You want more? Really? Ok, one last candy. As you may be aware of (or maybe not) the ; in Jolie does not mark the end of a statement. It is the sequential composition operator by which A ; B means after the execution of A executes B. Jolie also provides the parallel composition operator which executes two statements concurrently.

Want to optimise for multi-core computation?

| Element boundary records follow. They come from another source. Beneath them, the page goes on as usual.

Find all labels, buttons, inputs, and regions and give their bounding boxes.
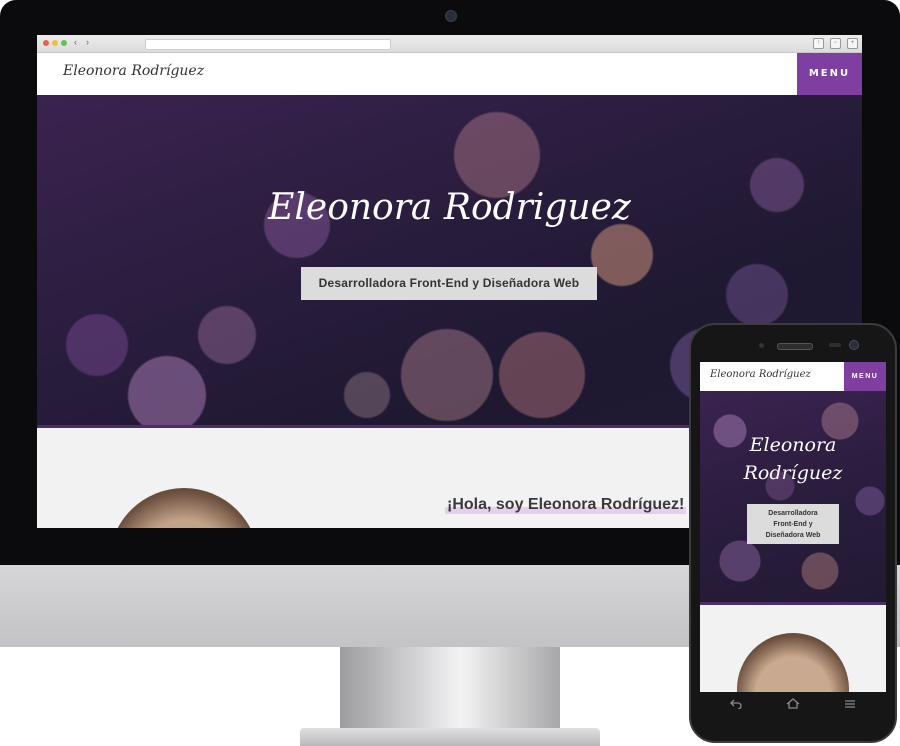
site-logo[interactable]: Eleonora Rodríguez xyxy=(63,63,204,79)
hero-tagline: Desarrolladora Front-End y Diseñadora We… xyxy=(301,267,597,300)
about-heading: ¡Hola, soy Eleonora Rodríguez! xyxy=(445,496,687,514)
phone-indicator xyxy=(829,343,841,347)
imac-stand xyxy=(340,647,560,732)
forward-arrow-icon[interactable]: › xyxy=(86,37,89,47)
mobile-hero-title: Eleonora Rodríguez xyxy=(743,434,843,484)
share-icon[interactable]: ↑ xyxy=(813,38,824,49)
minimize-dot-icon[interactable] xyxy=(52,40,58,46)
mobile-hero-tagline: Desarrolladora Front-End y Diseñadora We… xyxy=(747,504,839,544)
mobile-screen: Eleonora Rodríguez MENU Eleonora Rodrígu… xyxy=(700,362,886,692)
tabs-icon[interactable]: ▫ xyxy=(830,38,841,49)
new-tab-icon[interactable]: + xyxy=(847,38,858,49)
browser-chrome: ‹ › ↑ ▫ + xyxy=(37,35,862,53)
android-nav-bar xyxy=(700,692,886,720)
mobile-menu-button[interactable]: MENU xyxy=(844,362,886,391)
recents-icon[interactable] xyxy=(842,698,858,712)
imac-base xyxy=(300,728,600,746)
profile-photo xyxy=(109,488,259,528)
back-arrow-icon[interactable]: ‹ xyxy=(74,37,77,47)
hero-title: Eleonora Rodriguez xyxy=(268,187,631,228)
menu-button[interactable]: MENU xyxy=(797,53,862,95)
imac-camera xyxy=(445,10,457,22)
phone-speaker xyxy=(777,343,813,350)
close-dot-icon[interactable] xyxy=(43,40,49,46)
address-bar[interactable] xyxy=(145,39,391,50)
mobile-profile-photo xyxy=(737,633,849,692)
home-icon[interactable] xyxy=(785,698,801,712)
site-header: Eleonora Rodríguez MENU xyxy=(37,53,862,95)
mobile-site-header: Eleonora Rodríguez MENU xyxy=(700,362,886,391)
mobile-about-section xyxy=(700,605,886,692)
mobile-site-logo[interactable]: Eleonora Rodríguez xyxy=(710,369,811,380)
phone-sensor xyxy=(759,343,764,348)
phone-camera xyxy=(849,340,859,350)
phone-frame: Eleonora Rodríguez MENU Eleonora Rodrígu… xyxy=(689,323,897,743)
back-icon[interactable] xyxy=(728,698,744,712)
maximize-dot-icon[interactable] xyxy=(61,40,67,46)
mobile-hero-section: Eleonora Rodríguez Desarrolladora Front-… xyxy=(700,391,886,605)
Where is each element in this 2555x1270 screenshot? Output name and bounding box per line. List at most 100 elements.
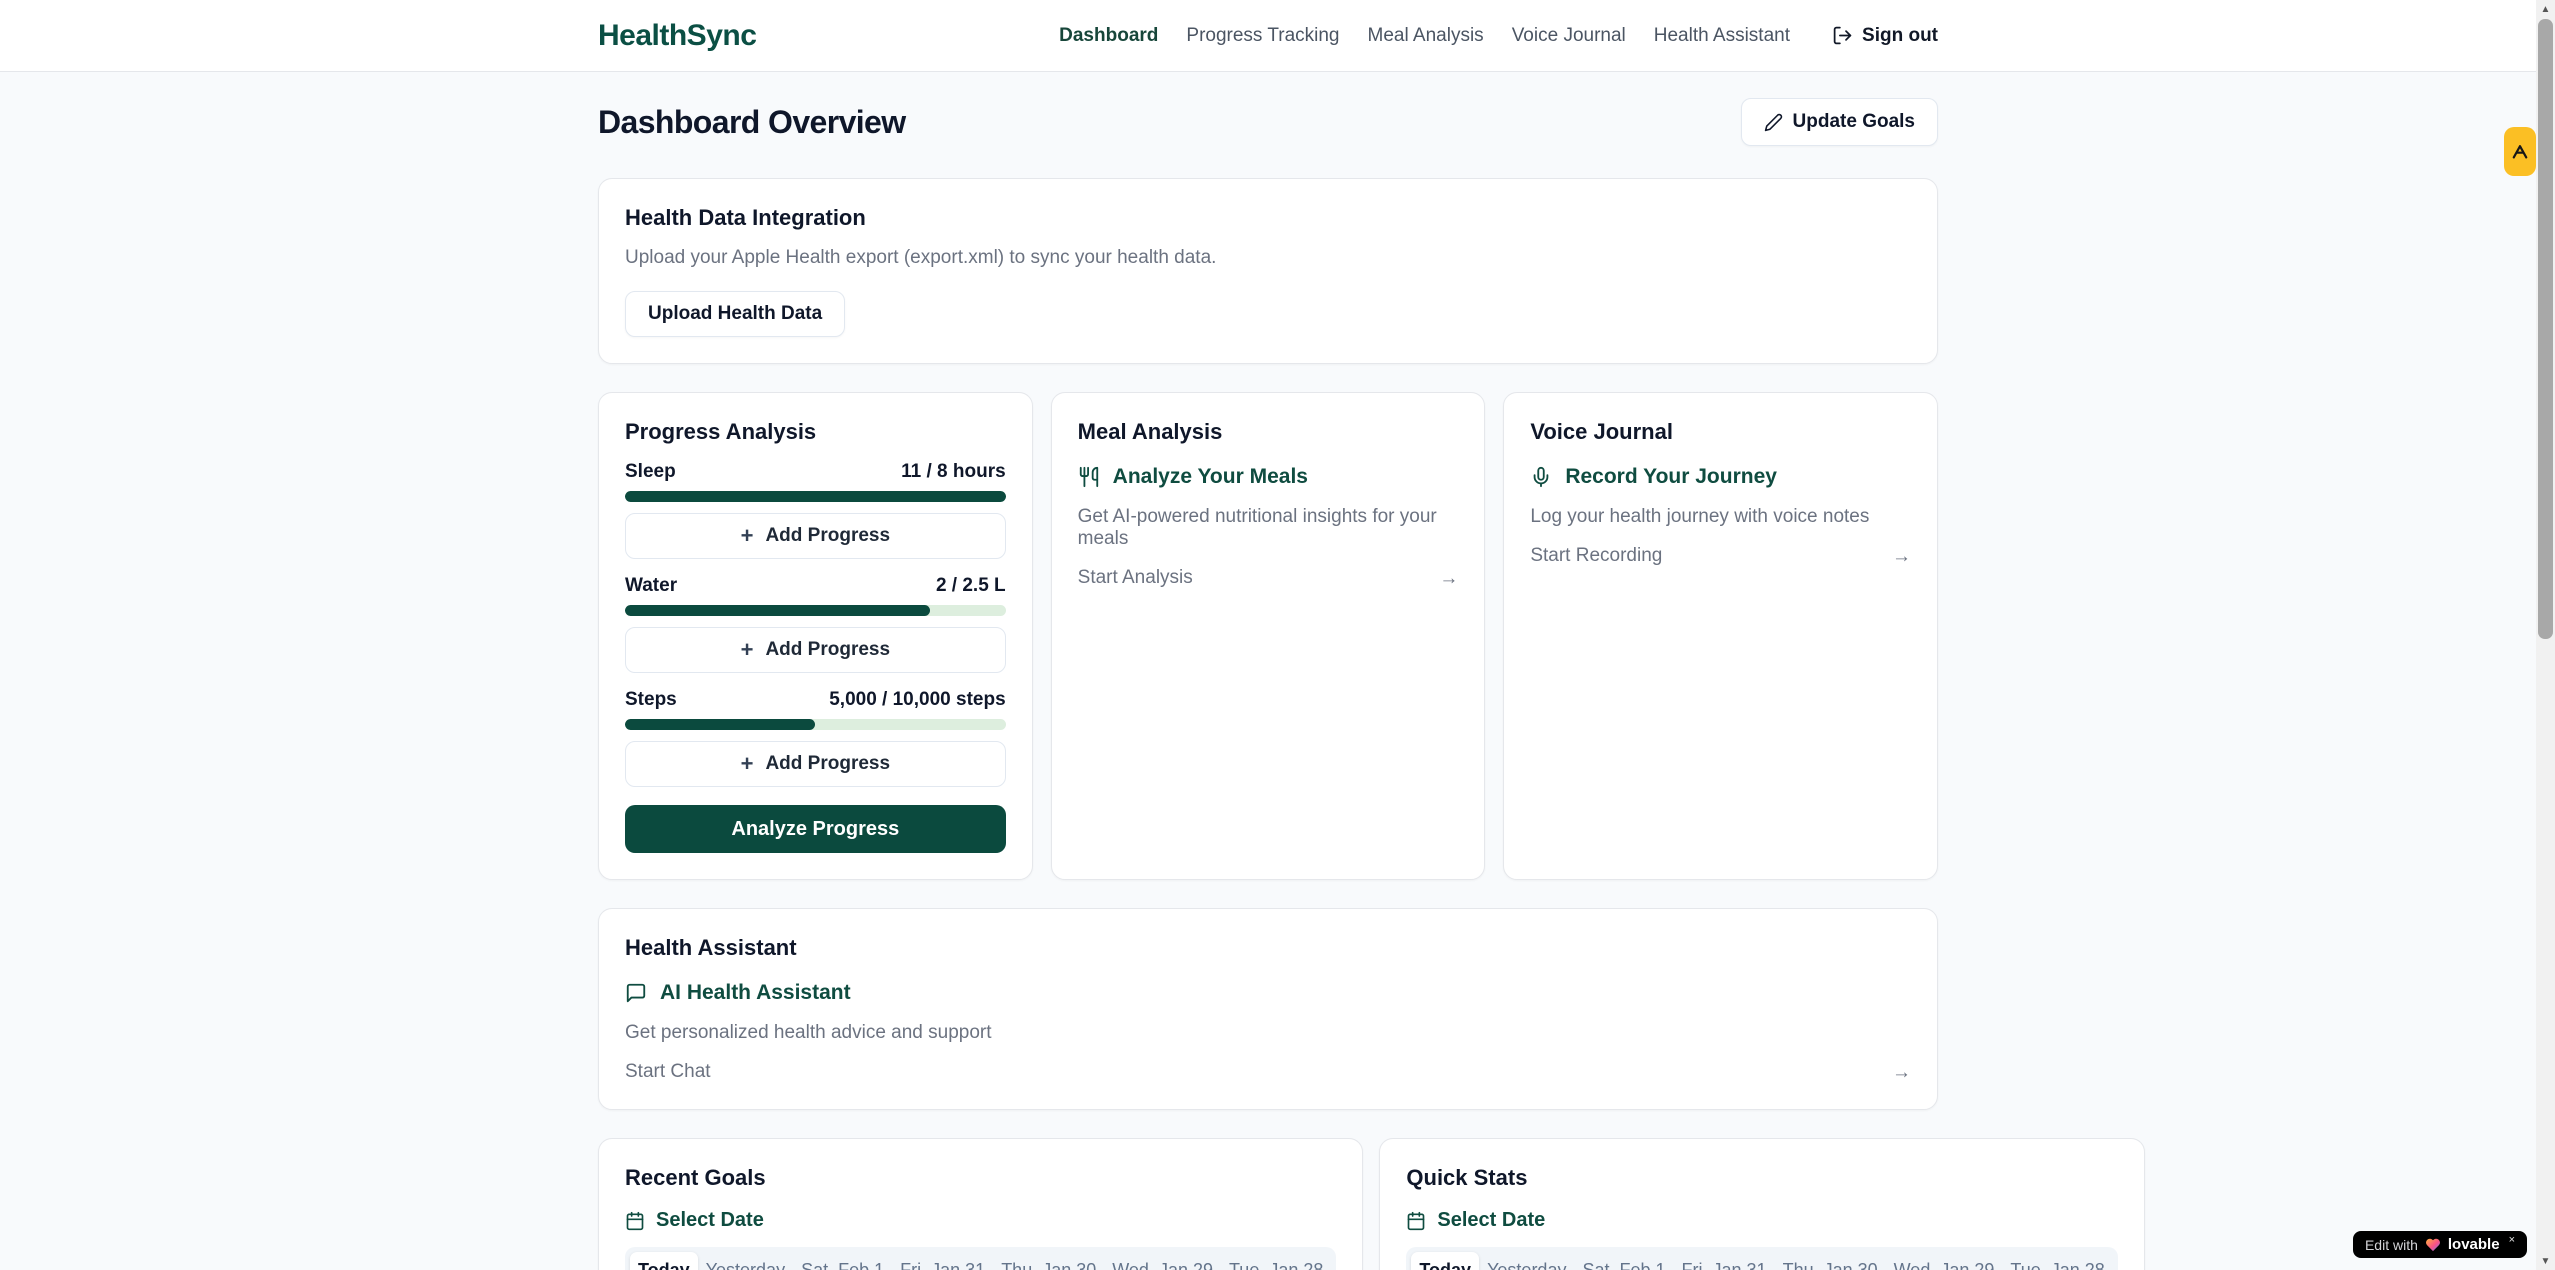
date-tab-thu-jan-30[interactable]: Thu, Jan 30 [993, 1252, 1104, 1270]
arrow-right-icon: → [1892, 1063, 1911, 1082]
app-logo[interactable]: HealthSync [598, 19, 756, 53]
microphone-icon [1530, 466, 1552, 488]
quick-stats-date-tabs: TodayYesterdaySat, Feb 1Fri, Jan 31Thu, … [1406, 1247, 2117, 1270]
page-title: Dashboard Overview [598, 104, 906, 141]
arrow-right-icon: → [1439, 569, 1458, 588]
add-progress-button[interactable]: + Add Progress [625, 513, 1006, 559]
scrollbar[interactable]: ▲ ▼ [2536, 0, 2555, 1270]
integration-title: Health Data Integration [625, 205, 1911, 231]
quick-stats-card: Quick Stats Select Date TodayYesterdaySa… [1379, 1138, 2144, 1270]
goal-progress-bar [625, 491, 1006, 502]
goal-block: Sleep 11 / 8 hours + Add Progress [625, 461, 1006, 559]
date-tab-today[interactable]: Today [1411, 1252, 1479, 1270]
date-tab-thu-jan-30[interactable]: Thu, Jan 30 [1775, 1252, 1886, 1270]
sign-out-label: Sign out [1862, 25, 1938, 47]
goal-block: Water 2 / 2.5 L + Add Progress [625, 575, 1006, 673]
health-assistant-title: Health Assistant [625, 935, 1911, 961]
calendar-icon [1406, 1211, 1426, 1231]
date-tab-tue-jan-28[interactable]: Tue, Jan 28 [1221, 1252, 1331, 1270]
add-progress-button[interactable]: + Add Progress [625, 741, 1006, 787]
badge-prefix: Edit with [2365, 1237, 2418, 1253]
date-tab-wed-jan-29[interactable]: Wed, Jan 29 [1886, 1252, 2003, 1270]
date-tab-tue-jan-28[interactable]: Tue, Jan 28 [2002, 1252, 2112, 1270]
date-tab-fri-jan-31[interactable]: Fri, Jan 31 [1674, 1252, 1775, 1270]
scrollbar-thumb[interactable] [2538, 19, 2553, 639]
close-icon[interactable]: × [2509, 1234, 2515, 1246]
date-tab-fri-jan-31[interactable]: Fri, Jan 31 [892, 1252, 993, 1270]
goal-value: 11 / 8 hours [901, 461, 1006, 483]
upload-health-data-button[interactable]: Upload Health Data [625, 291, 845, 337]
update-goals-label: Update Goals [1793, 111, 1915, 133]
add-progress-label: Add Progress [765, 525, 890, 547]
nav-link-progress-tracking[interactable]: Progress Tracking [1186, 25, 1339, 47]
select-date-label: Select Date [656, 1209, 764, 1232]
sign-out-button[interactable]: Sign out [1832, 25, 1938, 47]
add-progress-label: Add Progress [765, 753, 890, 775]
integration-description: Upload your Apple Health export (export.… [625, 247, 1911, 269]
nav-link-health-assistant[interactable]: Health Assistant [1654, 25, 1790, 47]
plus-icon: + [741, 753, 754, 775]
goal-progress-fill [625, 605, 930, 616]
top-navbar: HealthSync Dashboard Progress Tracking Mea… [0, 0, 2536, 72]
add-progress-label: Add Progress [765, 639, 890, 661]
nav-link-meal-analysis[interactable]: Meal Analysis [1368, 25, 1484, 47]
voice-journal-card: Voice Journal Record Your Journey Log yo… [1503, 392, 1938, 880]
start-chat-row[interactable]: Start Chat → [625, 1061, 1911, 1083]
badge-brand: lovable [2448, 1236, 2500, 1253]
start-recording-label: Start Recording [1530, 545, 1662, 567]
goal-progress-fill [625, 719, 815, 730]
goal-label: Sleep [625, 461, 676, 483]
assistant-description: Get personalized health advice and suppo… [625, 1022, 1911, 1044]
recent-goals-select-date[interactable]: Select Date [625, 1209, 1336, 1232]
date-tab-yesterday[interactable]: Yesterday [698, 1252, 793, 1270]
progress-analysis-title: Progress Analysis [625, 419, 1006, 445]
extension-logo-icon [2510, 142, 2530, 162]
quick-stats-select-date[interactable]: Select Date [1406, 1209, 2117, 1232]
arrow-right-icon: → [1892, 547, 1911, 566]
scrollbar-up-icon[interactable]: ▲ [2536, 0, 2555, 18]
date-tab-today[interactable]: Today [630, 1252, 698, 1270]
recent-goals-card: Recent Goals Select Date TodayYesterdayS… [598, 1138, 1363, 1270]
record-your-journey-link[interactable]: Record Your Journey [1530, 465, 1911, 489]
meal-analysis-card: Meal Analysis Analyze Your Meals Get AI-… [1051, 392, 1486, 880]
analyze-your-meals-link[interactable]: Analyze Your Meals [1078, 465, 1459, 489]
select-date-label: Select Date [1437, 1209, 1545, 1232]
goal-label: Water [625, 575, 677, 597]
update-goals-button[interactable]: Update Goals [1741, 98, 1938, 146]
edit-with-lovable-badge[interactable]: Edit with lovable × [2353, 1231, 2527, 1258]
logout-icon [1832, 25, 1853, 46]
main-nav: Dashboard Progress Tracking Meal Analysis V… [1059, 25, 1938, 47]
goal-progress-bar [625, 719, 1006, 730]
date-tab-sat-feb-1[interactable]: Sat, Feb 1 [1574, 1252, 1673, 1270]
scrollbar-down-icon[interactable]: ▼ [2536, 1252, 2555, 1270]
calendar-icon [625, 1211, 645, 1231]
progress-analysis-card: Progress Analysis Sleep 11 / 8 hours + A… [598, 392, 1033, 880]
plus-icon: + [741, 525, 754, 547]
nav-link-dashboard[interactable]: Dashboard [1059, 25, 1158, 47]
goal-progress-fill [625, 491, 1006, 502]
plus-icon: + [741, 639, 754, 661]
start-analysis-label: Start Analysis [1078, 567, 1193, 589]
pencil-icon [1764, 113, 1783, 132]
goal-value: 2 / 2.5 L [936, 575, 1006, 597]
meal-description: Get AI-powered nutritional insights for … [1078, 506, 1459, 550]
nav-link-voice-journal[interactable]: Voice Journal [1512, 25, 1626, 47]
analyze-your-meals-label: Analyze Your Meals [1113, 465, 1308, 489]
start-analysis-row[interactable]: Start Analysis → [1078, 567, 1459, 589]
recent-goals-title: Recent Goals [625, 1165, 1336, 1191]
record-your-journey-label: Record Your Journey [1565, 465, 1777, 489]
add-progress-button[interactable]: + Add Progress [625, 627, 1006, 673]
quick-stats-title: Quick Stats [1406, 1165, 2117, 1191]
ai-health-assistant-link[interactable]: AI Health Assistant [625, 981, 1911, 1005]
date-tab-sat-feb-1[interactable]: Sat, Feb 1 [793, 1252, 892, 1270]
recent-goals-date-tabs: TodayYesterdaySat, Feb 1Fri, Jan 31Thu, … [625, 1247, 1336, 1270]
date-tab-yesterday[interactable]: Yesterday [1479, 1252, 1574, 1270]
voice-journal-title: Voice Journal [1530, 419, 1911, 445]
health-assistant-card: Health Assistant AI Health Assistant Get… [598, 908, 1938, 1110]
date-tab-wed-jan-29[interactable]: Wed, Jan 29 [1104, 1252, 1221, 1270]
goal-label: Steps [625, 689, 677, 711]
start-recording-row[interactable]: Start Recording → [1530, 545, 1911, 567]
chat-bubble-icon [625, 982, 647, 1004]
extension-side-button[interactable] [2504, 127, 2536, 176]
analyze-progress-button[interactable]: Analyze Progress [625, 805, 1006, 853]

{ quicksort@SelfOut( less )( res ) | quicksort@SelfOut( greater )( greater ) }

you can send two parallel requests to quicksort. Note that we enclosed the two requests into a scope. In this way the instructions after the scope will be performed only when both requests return their results.

Want more? Take a cloud, deploy several copies of quicksort and call them

{ quicksort@Instance1( less )( res ) | quicksort@Instance2( greater )( greater ) }

And this is only the tip of the iceberg as you can aggregate a cloud of services into a single point of workflow distribution, as well as proxies, load-balancers, and many other architectural patterns.

Always without leaving the Jolie language.

Pardon me if I ask it again. What are you waiting for getting yourself a Jolie?

Happy microservices :)

  1. I know, at the beginning it might feel awkward but native tree-structured variables come really handy when dealing with JSON/XML-like data. Good topic for another post though.